Warum viel Geld nicht automatisch glücklich macht

von Nils Matthiesen

Wer viel Geld hat, ist glücklich. Diese einfache Formel geht aber in vielerlei Hinsicht nicht auf, wie diverse Beispiele zeigen.

Viel von uns streben nach Reichtum. Wer will schließlich nicht ein prall gefülltes Bankkonto haben?  Keine Sorgen mehr um den Job, überzogene Konten und eintrudelnde Rechnungen, stattdessen pompöse Villa, dickes Auto und Luxus pur. Tatsächlich macht viel Geld aber nicht automatisch glücklich. 
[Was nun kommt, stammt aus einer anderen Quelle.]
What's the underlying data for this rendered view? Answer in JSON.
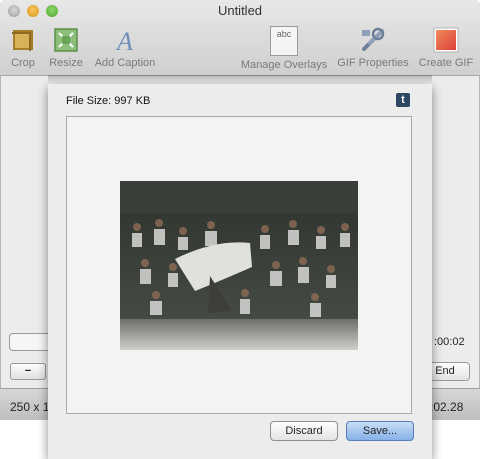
{
  "window": {
    "title": "Untitled"
  },
  "toolbar": {
    "crop_label": "Crop",
    "resize_label": "Resize",
    "caption_label": "Add Caption",
    "overlays_label": "Manage Overlays",
    "overlays_icon_text": "abc",
    "gif_properties_label": "GIF Properties",
    "create_gif_label": "Create GIF"
  },
  "editor": {
    "minus_label": "−",
    "end_label": "End",
    "time_a": ":00:02",
    "dims_text": "250 x 1",
    "time_b": ":02.28"
  },
  "sheet": {
    "file_size": "File Size: 997 KB",
    "tumblr_glyph": "t",
    "discard_label": "Discard",
    "save_label": "Save..."
  },
  "colors": {
    "accent": "#86b1e8",
    "tumblr": "#2c4762"
  }
}
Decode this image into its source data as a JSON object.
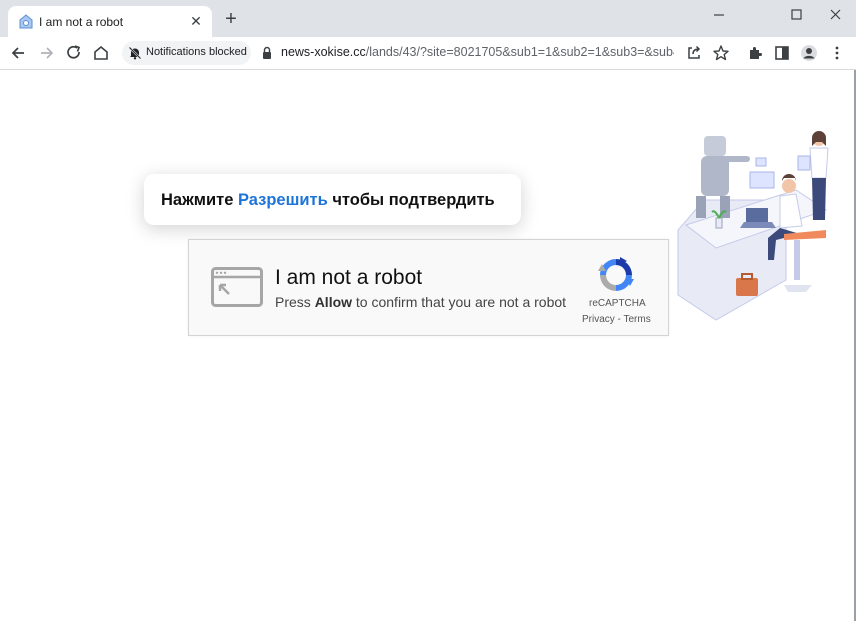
{
  "browser": {
    "tab": {
      "title": "I am not a robot",
      "close_glyph": "✕"
    },
    "new_tab_glyph": "+",
    "notifications_chip": "Notifications blocked",
    "url": {
      "domain": "news-xokise.cc",
      "path": "/lands/43/?site=8021705&sub1=1&sub2=1&sub3=&sub4="
    }
  },
  "page": {
    "bubble": {
      "before": "Нажмите ",
      "highlight": "Разрешить",
      "after": " чтобы подтвердить"
    },
    "captcha": {
      "title": "I am not a robot",
      "sub_before": "Press ",
      "sub_bold": "Allow",
      "sub_after": " to confirm that you are not a robot",
      "brand": "reCAPTCHA",
      "links": "Privacy - Terms"
    }
  },
  "colors": {
    "accent": "#1e74d8",
    "tabstrip": "#dfe3e8",
    "captcha_bg": "#f9f9f9"
  }
}
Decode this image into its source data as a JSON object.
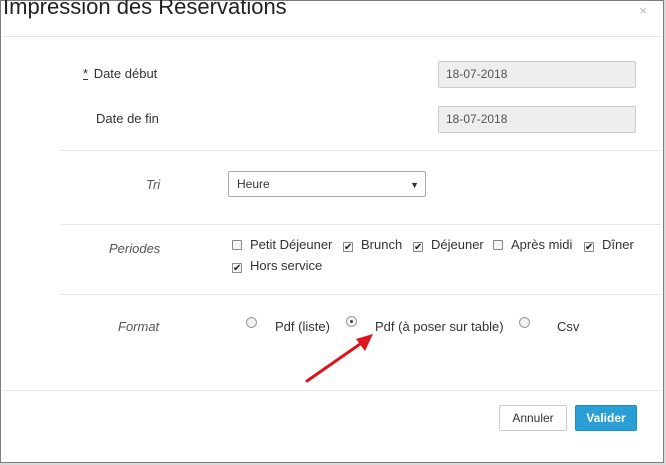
{
  "dialog": {
    "title": "Impression des Réservations",
    "close_glyph": "×"
  },
  "fields": {
    "date_debut": {
      "required_marker": "*",
      "label": "Date début",
      "value": "18-07-2018"
    },
    "date_fin": {
      "label": "Date de fin",
      "value": "18-07-2018"
    },
    "tri": {
      "label": "Tri",
      "selected": "Heure"
    },
    "periodes": {
      "label": "Periodes",
      "options": [
        {
          "label": "Petit Déjeuner",
          "checked": false
        },
        {
          "label": "Brunch",
          "checked": true
        },
        {
          "label": "Déjeuner",
          "checked": true
        },
        {
          "label": "Après midi",
          "checked": false
        },
        {
          "label": "Dîner",
          "checked": true
        },
        {
          "label": "Hors service",
          "checked": true
        }
      ]
    },
    "format": {
      "label": "Format",
      "options": [
        {
          "label": "Pdf (liste)",
          "selected": false
        },
        {
          "label": "Pdf (à poser sur table)",
          "selected": true
        },
        {
          "label": "Csv",
          "selected": false
        }
      ]
    }
  },
  "buttons": {
    "cancel": "Annuler",
    "ok": "Valider"
  },
  "colors": {
    "primary_button": "#2a9fd6",
    "annotation_arrow": "#e0121b"
  }
}
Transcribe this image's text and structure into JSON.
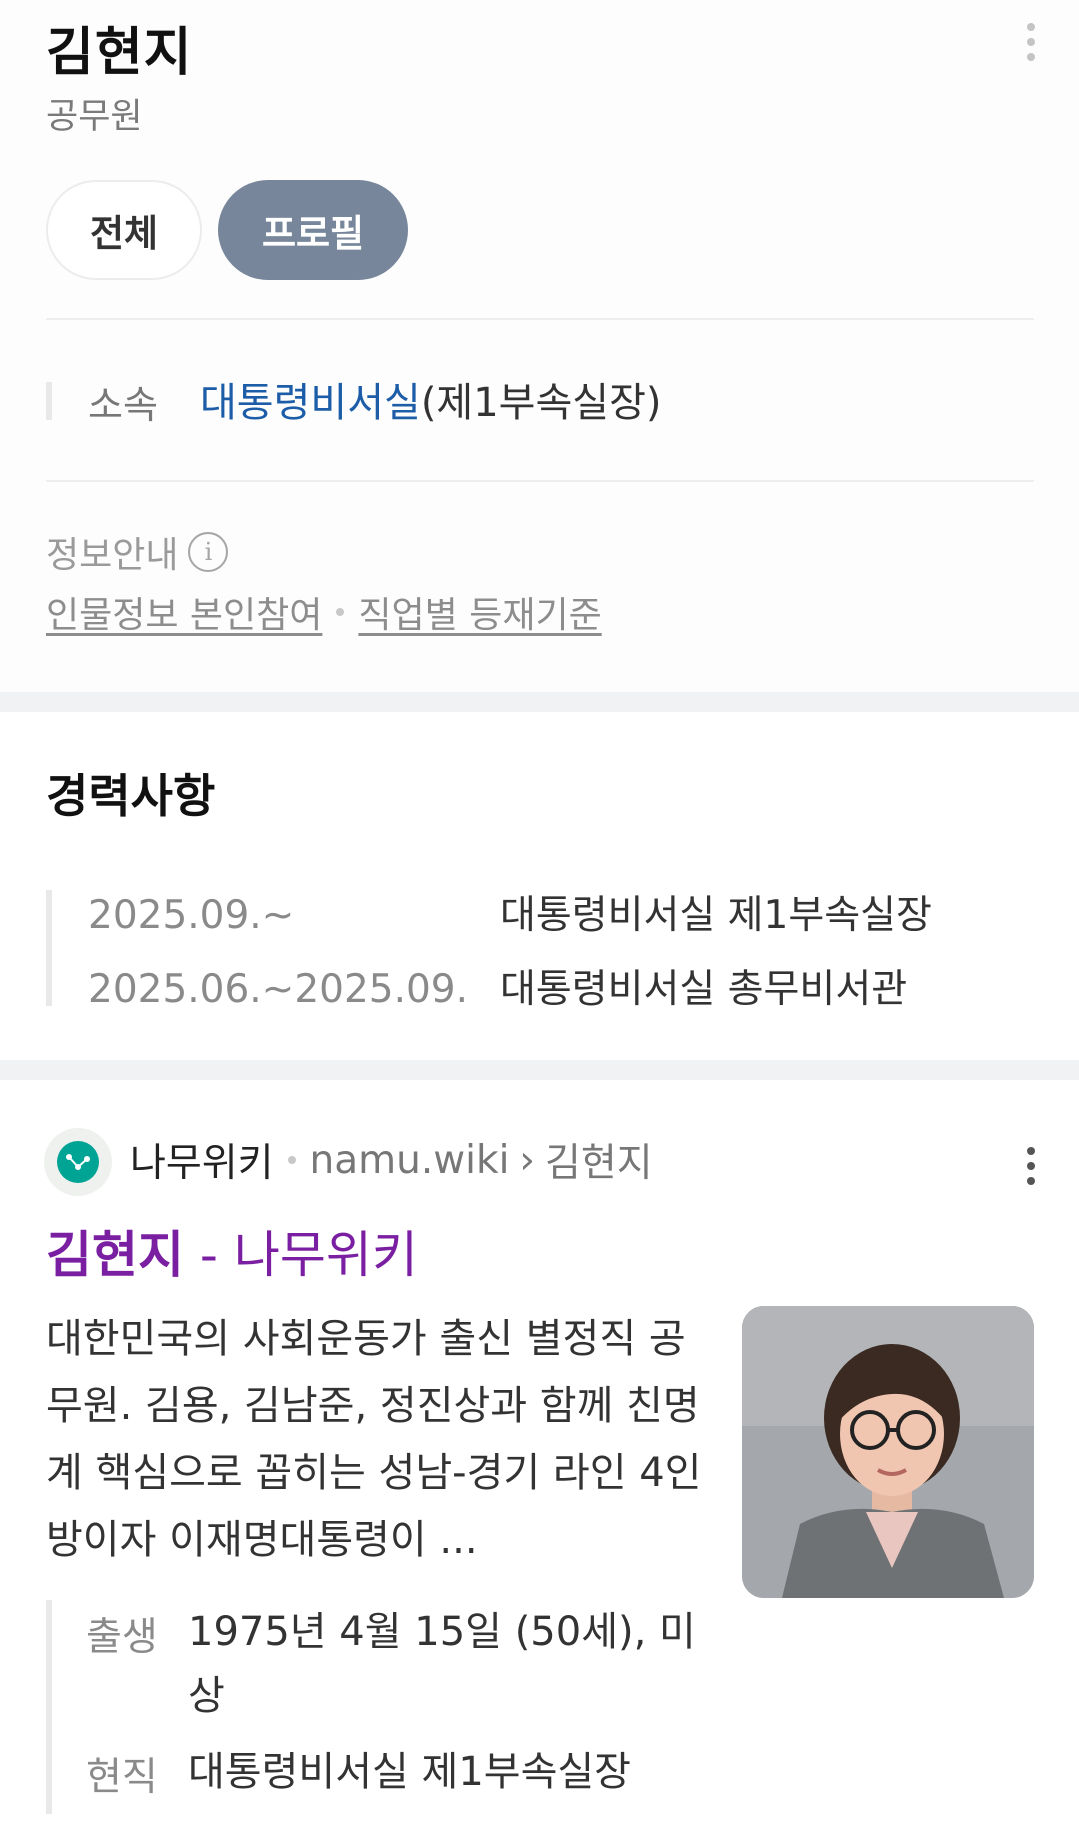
{
  "person": {
    "name": "김현지",
    "occupation": "공무원"
  },
  "tabs": [
    {
      "label": "전체",
      "selected": false
    },
    {
      "label": "프로필",
      "selected": true
    }
  ],
  "affiliation": {
    "label": "소속",
    "link_text": "대통령비서실",
    "suffix": "(제1부속실장)"
  },
  "info": {
    "title": "정보안내",
    "icon": "info-icon",
    "links": [
      "인물정보 본인참여",
      "직업별 등재기준"
    ]
  },
  "career": {
    "title": "경력사항",
    "rows": [
      {
        "period": "2025.09.~",
        "desc": "대통령비서실 제1부속실장"
      },
      {
        "period": "2025.06.~2025.09.",
        "desc": "대통령비서실 총무비서관"
      }
    ]
  },
  "result": {
    "site_name": "나무위키",
    "site_url": "namu.wiki",
    "breadcrumb_sep": "›",
    "breadcrumb": "김현지",
    "title_bold": "김현지",
    "title_rest": " - 나무위키",
    "snippet": "대한민국의 사회운동가 출신 별정직 공무원. 김용, 김남준, 정진상과 함께 친명계 핵심으로 꼽히는 성남-경기 라인 4인방이자 이재명대통령이 ...",
    "facts": [
      {
        "label": "출생",
        "value": "1975년 4월 15일 (50세), 미상"
      },
      {
        "label": "현직",
        "value": "대통령비서실 제1부속실장"
      }
    ]
  },
  "colors": {
    "accent_link": "#1d5da8",
    "visited_title": "#7b1fa2",
    "tab_selected_bg": "#77869a",
    "namu_green": "#00a495"
  }
}
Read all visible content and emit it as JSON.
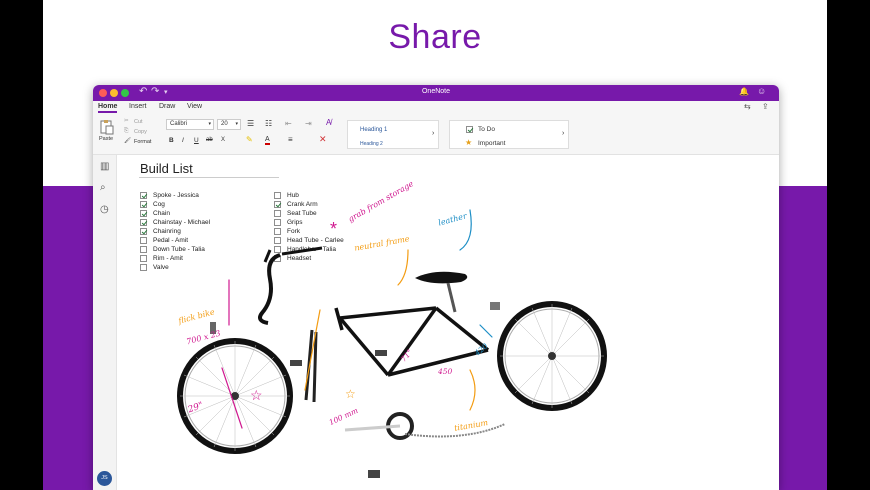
{
  "hero": {
    "title": "Share"
  },
  "window": {
    "title": "OneNote"
  },
  "tabs": [
    {
      "label": "Home",
      "active": true
    },
    {
      "label": "Insert",
      "active": false
    },
    {
      "label": "Draw",
      "active": false
    },
    {
      "label": "View",
      "active": false
    }
  ],
  "ribbon": {
    "paste": "Paste",
    "cut": "Cut",
    "copy": "Copy",
    "format": "Format",
    "font": "Calibri",
    "size": "20",
    "bold": "B",
    "italic": "I",
    "underline": "U",
    "strike": "ab",
    "sub": "X",
    "font_color_glyph": "A",
    "styles": {
      "heading1": "Heading 1",
      "heading2": "Heading 2"
    },
    "tags": {
      "todo": "To Do",
      "important": "Important"
    }
  },
  "page": {
    "title": "Build List",
    "left_items": [
      {
        "label": "Spoke - Jessica",
        "checked": true
      },
      {
        "label": "Cog",
        "checked": true
      },
      {
        "label": "Chain",
        "checked": true
      },
      {
        "label": "Chainstay - Michael",
        "checked": true
      },
      {
        "label": "Chainring",
        "checked": true
      },
      {
        "label": "Pedal - Amit",
        "checked": false
      },
      {
        "label": "Down Tube - Talia",
        "checked": false
      },
      {
        "label": "Rim - Amit",
        "checked": false
      },
      {
        "label": "Valve",
        "checked": false
      }
    ],
    "right_items": [
      {
        "label": "Hub",
        "checked": false
      },
      {
        "label": "Crank Arm",
        "checked": true
      },
      {
        "label": "Seat Tube",
        "checked": false
      },
      {
        "label": "Grips",
        "checked": false
      },
      {
        "label": "Fork",
        "checked": false
      },
      {
        "label": "Head Tube - Carlee",
        "checked": false
      },
      {
        "label": "Handlebar - Talia",
        "checked": false
      },
      {
        "label": "Headset",
        "checked": false
      }
    ],
    "annotations": {
      "grab": "grab from storage",
      "leather": "leather",
      "neutral": "neutral frame",
      "flick": "flick bike",
      "size": "700 x 23",
      "wheel": "29\"",
      "angle": "71°",
      "len450": "450",
      "len420": "420",
      "len100": "100 mm",
      "titanium": "titanium"
    }
  },
  "user": {
    "initials": "JS"
  },
  "colors": {
    "brand": "#7719aa",
    "ink_magenta": "#d0188f",
    "ink_orange": "#f39c12",
    "ink_blue": "#1e8fc6"
  }
}
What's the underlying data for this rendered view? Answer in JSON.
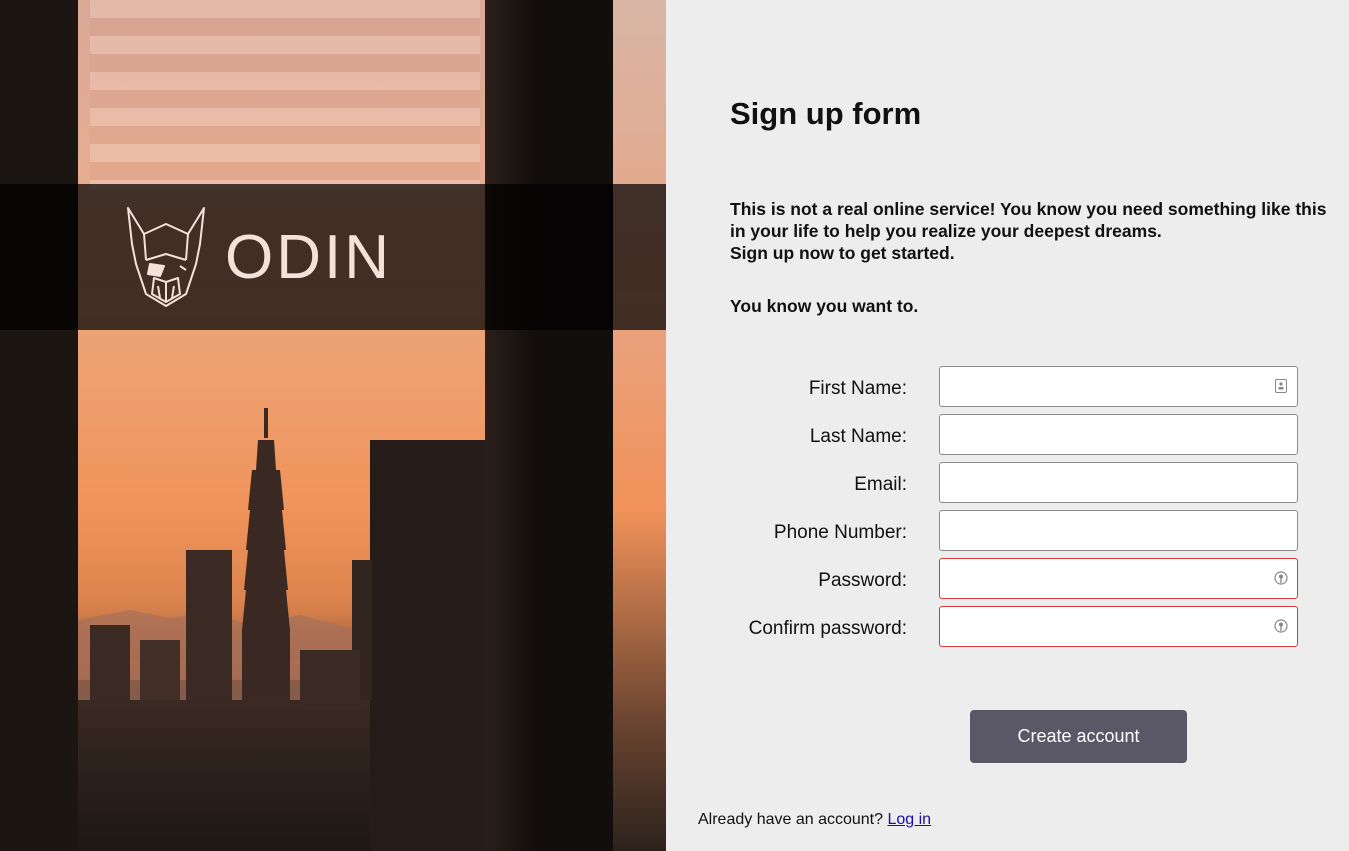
{
  "brand": {
    "name": "ODIN"
  },
  "form": {
    "title": "Sign up form",
    "intro_lines": [
      "This is not a real online service! You know you need something like this in your life to help you realize your deepest dreams.",
      "Sign up now to get started."
    ],
    "intro_tagline": "You know you want to.",
    "fields": [
      {
        "label": "First Name:",
        "value": "",
        "icon": "contact-card-icon",
        "invalid": false
      },
      {
        "label": "Last Name:",
        "value": "",
        "invalid": false
      },
      {
        "label": "Email:",
        "value": "",
        "invalid": false
      },
      {
        "label": "Phone Number:",
        "value": "",
        "invalid": false
      },
      {
        "label": "Password:",
        "value": "",
        "icon": "password-key-icon",
        "invalid": true
      },
      {
        "label": "Confirm password:",
        "value": "",
        "icon": "password-key-icon",
        "invalid": true
      }
    ],
    "submit_label": "Create account",
    "footer_text": "Already have an account?",
    "login_link": "Log in"
  },
  "colors": {
    "button_bg": "#5a5867",
    "invalid_border": "#d23a3a",
    "panel_bg": "#ededed",
    "brand_text": "#f3e2da"
  }
}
Menschen, die ihren Reichtum verfluchten

Als kleiner Junge verstarb seine Mutter, sein Vater steckte ihn ins Waisenhaus. William “Bud” Post hatte wahrlich keinen leichten Start ins Leben. Auch später erging es ihm nicht viel besser, lange Zeit fristete er sein Dasein als Herumtreiber, der sich mit Gelegenheitsjobs über Wasser hielt. Dann kaufte er sich 1988 einen Lottoschein – mit gerade einmal 2,46 Dollar auf dem Konto. Wenig später waren es unfassbare 16,2 Millionen. Ging es Post jetzt besser? Eher nicht. Keine fünf Jahr nach dem Lottogewinn lautete seine bittere Erkenntnis: „Jeder träumt davon, Geld zu gewinnen, aber niemand erkennt die Albträume und Probleme, die damit einhergehen“.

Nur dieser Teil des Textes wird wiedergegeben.